Antichamber, developed by Alexander “Demruth” Bruce, is the kind of game that appeals to so many of my desires for a video game that I fail to see how I could write anything about it without sounding like a gushing fan. Fitting neatly into the puzzle platformer category, it shows obvious similarities to Portal — first-person perspective, a non-lethal gun, puzzles, a desire to escape. However, once you progress past even the simplest puzzle, you gain a greater idea of what Antichamber is trying to do (to you). The effect is so satisfying, you’ll be tempted to restart entirely once you’ve finished it.
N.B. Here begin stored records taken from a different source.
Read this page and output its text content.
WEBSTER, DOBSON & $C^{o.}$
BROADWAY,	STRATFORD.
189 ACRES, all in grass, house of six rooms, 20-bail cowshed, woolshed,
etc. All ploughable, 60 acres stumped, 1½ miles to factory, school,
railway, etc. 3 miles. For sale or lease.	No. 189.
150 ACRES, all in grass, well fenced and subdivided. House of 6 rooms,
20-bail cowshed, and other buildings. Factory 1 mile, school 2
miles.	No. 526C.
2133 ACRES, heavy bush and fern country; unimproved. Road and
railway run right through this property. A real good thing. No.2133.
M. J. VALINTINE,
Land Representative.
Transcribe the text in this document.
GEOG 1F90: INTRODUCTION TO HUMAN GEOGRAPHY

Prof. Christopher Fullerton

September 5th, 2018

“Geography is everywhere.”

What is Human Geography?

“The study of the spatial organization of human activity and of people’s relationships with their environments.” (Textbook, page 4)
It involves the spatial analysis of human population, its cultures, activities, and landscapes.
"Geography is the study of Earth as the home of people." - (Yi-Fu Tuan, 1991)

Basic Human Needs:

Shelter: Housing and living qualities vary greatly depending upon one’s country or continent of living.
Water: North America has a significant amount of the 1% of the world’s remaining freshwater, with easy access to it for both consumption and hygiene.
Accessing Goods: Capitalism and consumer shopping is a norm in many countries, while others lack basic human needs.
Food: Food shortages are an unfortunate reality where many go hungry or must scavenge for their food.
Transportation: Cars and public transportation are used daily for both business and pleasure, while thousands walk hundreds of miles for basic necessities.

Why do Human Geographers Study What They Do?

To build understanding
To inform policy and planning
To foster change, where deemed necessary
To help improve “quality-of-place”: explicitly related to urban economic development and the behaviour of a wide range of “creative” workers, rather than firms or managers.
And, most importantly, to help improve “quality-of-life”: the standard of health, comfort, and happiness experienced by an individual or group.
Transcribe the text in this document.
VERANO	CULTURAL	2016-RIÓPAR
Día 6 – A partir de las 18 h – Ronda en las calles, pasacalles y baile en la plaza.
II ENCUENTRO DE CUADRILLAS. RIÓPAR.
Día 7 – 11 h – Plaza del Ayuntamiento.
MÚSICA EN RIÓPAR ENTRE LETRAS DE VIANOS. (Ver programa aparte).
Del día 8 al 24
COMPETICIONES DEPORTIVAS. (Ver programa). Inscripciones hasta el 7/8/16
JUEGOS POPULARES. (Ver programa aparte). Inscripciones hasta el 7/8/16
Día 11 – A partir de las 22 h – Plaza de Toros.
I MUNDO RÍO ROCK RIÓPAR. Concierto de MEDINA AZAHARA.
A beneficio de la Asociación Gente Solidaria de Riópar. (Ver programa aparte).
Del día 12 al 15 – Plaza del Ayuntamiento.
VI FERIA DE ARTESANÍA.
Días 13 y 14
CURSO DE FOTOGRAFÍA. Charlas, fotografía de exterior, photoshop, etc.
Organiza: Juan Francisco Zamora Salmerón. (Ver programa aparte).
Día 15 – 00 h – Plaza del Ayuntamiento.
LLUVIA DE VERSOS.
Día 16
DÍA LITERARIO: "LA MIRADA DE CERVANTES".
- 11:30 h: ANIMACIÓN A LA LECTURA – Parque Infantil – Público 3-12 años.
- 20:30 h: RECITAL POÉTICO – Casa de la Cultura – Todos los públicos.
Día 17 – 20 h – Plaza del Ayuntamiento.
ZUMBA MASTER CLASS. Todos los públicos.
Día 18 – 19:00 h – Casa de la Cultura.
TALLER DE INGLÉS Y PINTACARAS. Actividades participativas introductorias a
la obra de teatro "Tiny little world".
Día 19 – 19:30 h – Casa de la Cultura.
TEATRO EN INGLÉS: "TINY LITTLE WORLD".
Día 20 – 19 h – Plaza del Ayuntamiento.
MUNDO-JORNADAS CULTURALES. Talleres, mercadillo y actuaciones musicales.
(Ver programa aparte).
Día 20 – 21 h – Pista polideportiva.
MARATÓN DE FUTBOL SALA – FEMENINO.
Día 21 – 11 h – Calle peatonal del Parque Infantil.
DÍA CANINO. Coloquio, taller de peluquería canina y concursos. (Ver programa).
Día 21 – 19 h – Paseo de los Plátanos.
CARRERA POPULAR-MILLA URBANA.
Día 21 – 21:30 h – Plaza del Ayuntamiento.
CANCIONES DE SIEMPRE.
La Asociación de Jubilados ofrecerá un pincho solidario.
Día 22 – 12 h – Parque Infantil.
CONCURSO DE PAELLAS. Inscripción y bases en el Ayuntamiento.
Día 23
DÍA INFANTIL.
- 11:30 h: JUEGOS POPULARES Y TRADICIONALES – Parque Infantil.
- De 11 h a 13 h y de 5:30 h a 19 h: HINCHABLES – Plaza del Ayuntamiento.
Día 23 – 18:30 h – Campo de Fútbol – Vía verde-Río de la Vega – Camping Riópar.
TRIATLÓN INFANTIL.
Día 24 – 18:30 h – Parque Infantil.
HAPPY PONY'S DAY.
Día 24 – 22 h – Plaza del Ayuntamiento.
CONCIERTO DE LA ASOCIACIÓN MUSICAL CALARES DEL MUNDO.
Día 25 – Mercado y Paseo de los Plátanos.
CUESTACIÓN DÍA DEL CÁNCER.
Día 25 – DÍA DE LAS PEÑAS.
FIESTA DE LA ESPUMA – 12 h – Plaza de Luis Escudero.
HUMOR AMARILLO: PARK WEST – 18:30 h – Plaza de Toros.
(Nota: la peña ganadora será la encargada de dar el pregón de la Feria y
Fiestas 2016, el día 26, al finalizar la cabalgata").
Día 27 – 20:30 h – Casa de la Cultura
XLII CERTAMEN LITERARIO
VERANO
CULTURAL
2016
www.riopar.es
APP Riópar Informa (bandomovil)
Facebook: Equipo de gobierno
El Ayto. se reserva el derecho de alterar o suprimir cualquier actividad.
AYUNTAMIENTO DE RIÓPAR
Games like Portal, Super Meat Boy, and Limbo give you rules you can depend on: your abilities work the same way throughout each game, gravity will always drag you in one direction, and walls are firm and immovable. Antichamber defies any semblance of expectations, reasonable or otherwise. Although there is gravity that drags you downwards, you can’t rely on downwards to actually mean, “below.” If that doesn’t make sense, then you probably already get the idea. On top of navigating a giant maze, you’ll find that some rooms connect in impossible ways, such as stairs that continually lead you back to themselves. Over the course of this 10-hour gem, you will be presented with puzzles that task you with taking them head-on or finding another way. Sometimes, the best solution is to stop trying to do the same thing over and over, and other times, you’ll only be rewarded for being almost laughably persistent. In Antichamber, some walls aren’t firm, you’re not always expected to go forward, and there are some puzzles you can’t solve. What you see is not always what you get.
It becomes increasingly obvious that Antichamber doesn’t take place in any world you or I know, and it tries exceedingly hard to break you down before it builds you up. Showing similarities to the Metroidvania genre, one of the ways you are built up is by gaining a “gun” that becomes increasingly useful as you upgrade it. When you initially acquire it, it has the ability to absorb colored blocks, one at a time, and shoot them back out in the same way. These blocks can be used as platforms to get over pits and ledges, or they can trigger doors controlled by nearby lasers. Upgrades take this block shooting/absorbing gun to unpredictable levels, and revealing its utility would only ruin the fun. Suffice it to say that even the blocks have rules that govern them, and learning to manipulate them, your environment, and yourself is the only way to progress.
Antichamber lacks a traditional story. Although you are quite clearly trapped in this warped world, there is no GLaDOS goading you nor any clear antagonist at all. You are purely driven by your own compulsion to proceed and succeed, but that does not mean there is no reward. The game works by conveying lessons or morals via interactive doodles found on the walls. You find these either before or after solving puzzles, and the lessons hiding behind each doodle reinforce what you may have just learned. However, in what I consider to be a beautiful twist, the lessons seems more to do with life than just the game (hearkening back to its original title, Hazard: The Journey of Life). By the end, you will have a collection of real and applicable life lessons, ones you never imagined would help you in a game.
Presentation is almost stripped bare. The majority of walls and objects are monochromatic with thin black outlines, with 3D objects projecting no shadows whatsoever. The effect is stark and may turn some players off, but it works with the Escher-esque navigation, and later areas start playing with color in both interesting and refreshing ways. In other words, if you keep at it, you shouldn’t be bored. Music and sounds are also minimalistic. Many of the rooms don’t have music at all, just odd sounds from nature, such as thunder or crickets chirping. The soundtrack seems tied to more revealing moments and larger accomplishments, becoming more noticeable and beautiful the deeper you delve. Again, some may find this polarizing compared to games with grand orchestras, obvious narratives, and realistic HD graphics, but I found true beauty in the simplicity.
Antichamber seriously rewarded me for my effort. Whenever I became stuck, I’d walk away or just explore until I’d slap myself and realize my own mistakes. It has a lot to teach and tell the deeper you go, and these payoffs are frequent enough that I recommend it for even casual gamers. It is special in that it exists outside the realm of gaming expectations, and finishing it makes you feel more accomplished than when you finish most boss fights. I highly recommend falling down this rabbit hole, but you might end up back where you jumped from. That’s a good thing.